Our research sought to understand how college students articulate what they are after, why it is important to them, and how they are pursuing those goals, as well as how these evolve across two years in college.

Method

This study surveyed 1,042 students in 11 diverse U.S. colleges and universities at two time points, 2019 and 2021. We coded and analyzed the responses to open-text survey questions that asked respondents (at both time points) to describe: (1) their most important goals, (2) the reasons those goals are important to them, and (3) what they are doing to pursue those goals.

Results

Analyses of T1 data revealed that most respondents aspire to (1) helping others or contributing to society; (2) many aspects of wellbeing, including personal growth, meaning, and autonomy; and/or (3) expertise in and desire to contribute to an occupational or creative field. More than half exhibited a beyond-the-self orientation (BTS).

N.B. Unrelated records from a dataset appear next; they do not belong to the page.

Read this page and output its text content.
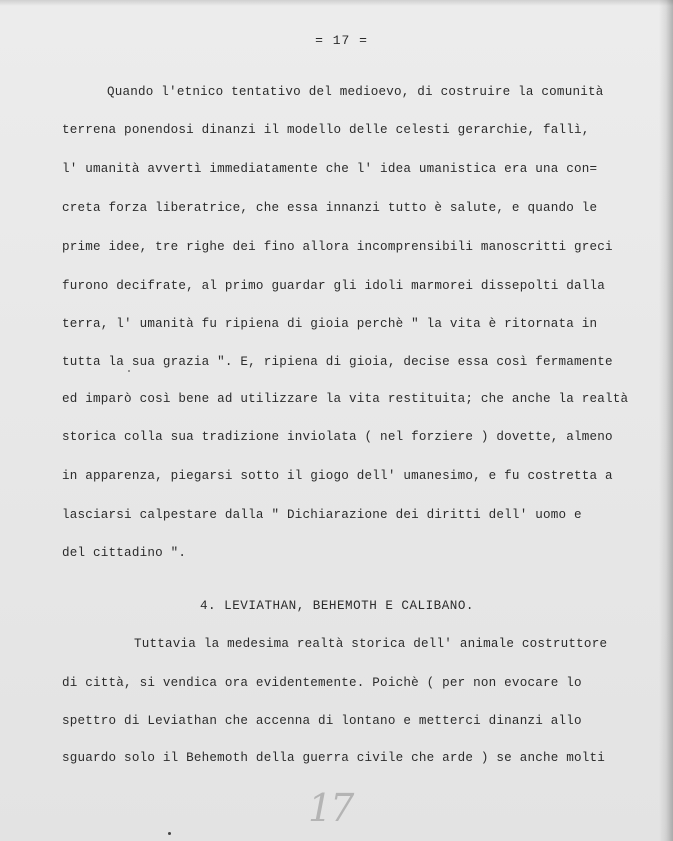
= 17 =
Quando l'etnico tentativo del medioevo, di costruire la comunità
terrena ponendosi dinanzi il modello delle celesti gerarchie, fallì,
l' umanità avvertì immediatamente che l' idea umanistica era una con=
creta forza liberatrice, che essa innanzi tutto è salute, e quando le
prime idee, tre righe dei fino allora incomprensibili manoscritti greci
furono decifrate, al primo guardar gli idoli marmorei dissepolti dalla
terra, l' umanità fu ripiena di gioia perchè " la vita è ritornata in
tutta la sua grazia ". E, ripiena di gioia, decise essa così fermamente
ed imparò così bene ad utilizzare la vita restituita; che anche la realtà
storica colla sua tradizione inviolata ( nel forziere ) dovette, almeno
in apparenza, piegarsi sotto il giogo dell' umanesimo, e fu costretta a
lasciarsi calpestare dalla " Dichiarazione dei diritti dell' uomo e
del cittadino ".
4. LEVIATHAN, BEHEMOTH E CALIBANO.
Tuttavia la medesima realtà storica dell' animale costruttore
di città, si vendica ora evidentemente. Poichè ( per non evocare lo
spettro di Leviathan che accenna di lontano e metterci dinanzi allo
sguardo solo il Behemoth della guerra civile che arde ) se anche molti
17
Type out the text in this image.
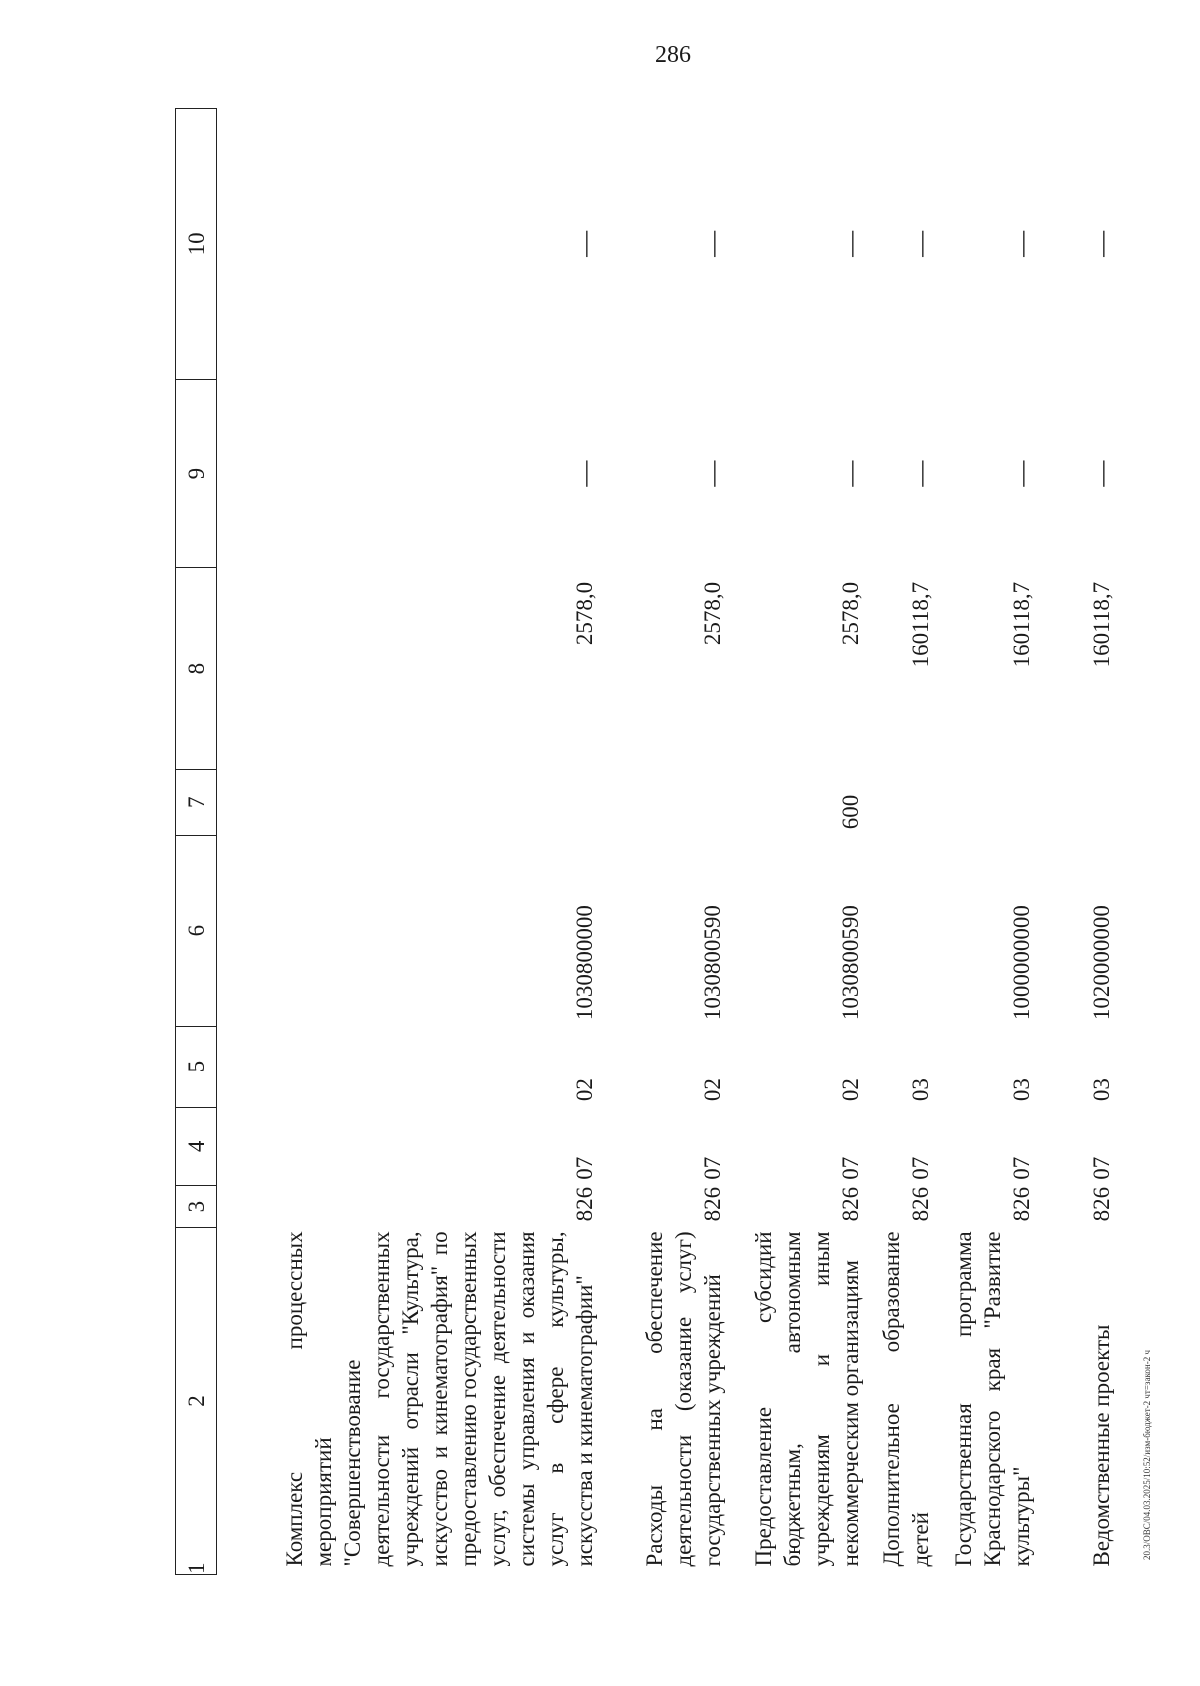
286
20.3/ОВС/04.03.2025/10:52/изм-бюджет-2 чт=закон-2 ч
1	2	3	4	5	6	7	8	9	10
Комплекс процессных мероприятий "Совершенствование деятельности государственных учреждений отрасли "Культура, искусство и кинематография" по предоставлению государственных услуг, обеспечение деятельности системы управления и оказания услуг в сфере культуры, искусства и кинематографии"	826	07	02	1030800000		2578,0	—	—
Расходы на обеспечение деятельности (оказание услуг) государственных учреждений	826	07	02	1030800590		2578,0	—	—
Предоставление субсидий бюджетным, автономным учреждениям и иным некоммерческим организациям	826	07	02	1030800590	600	2578,0	—	—
Дополнительное образование детей	826	07	03			160118,7	—	—
Государственная программа Краснодарского края "Развитие культуры"	826	07	03	1000000000		160118,7	—	—
Ведомственные проекты	826	07	03	1020000000		160118,7	—	—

Respondents reported at T1 that they are actively pursuing their aspirations, mostly through academic and other programs provided by their colleges and universities, and through personal practices in daily life. Students’ with BTS orientation also rated highly many self-related personal goals. Analyses comparing codes at Times 1 and 2 are underway and will be reported at the conference.

Conclusion

Our study indicates that college students’ aspirations and actions contrast sharply with a financial cost-benefit analysis of higher education’s value. Most students in our sample reported that they are actively seeking deep well-being, meaning, and purpose. The study also shows that beyond-the-self aspirations are consistent with the pursuit of self-related personal goals. Finally, the session will report new findings on continuity and change in students’ aims and actions across two years of college.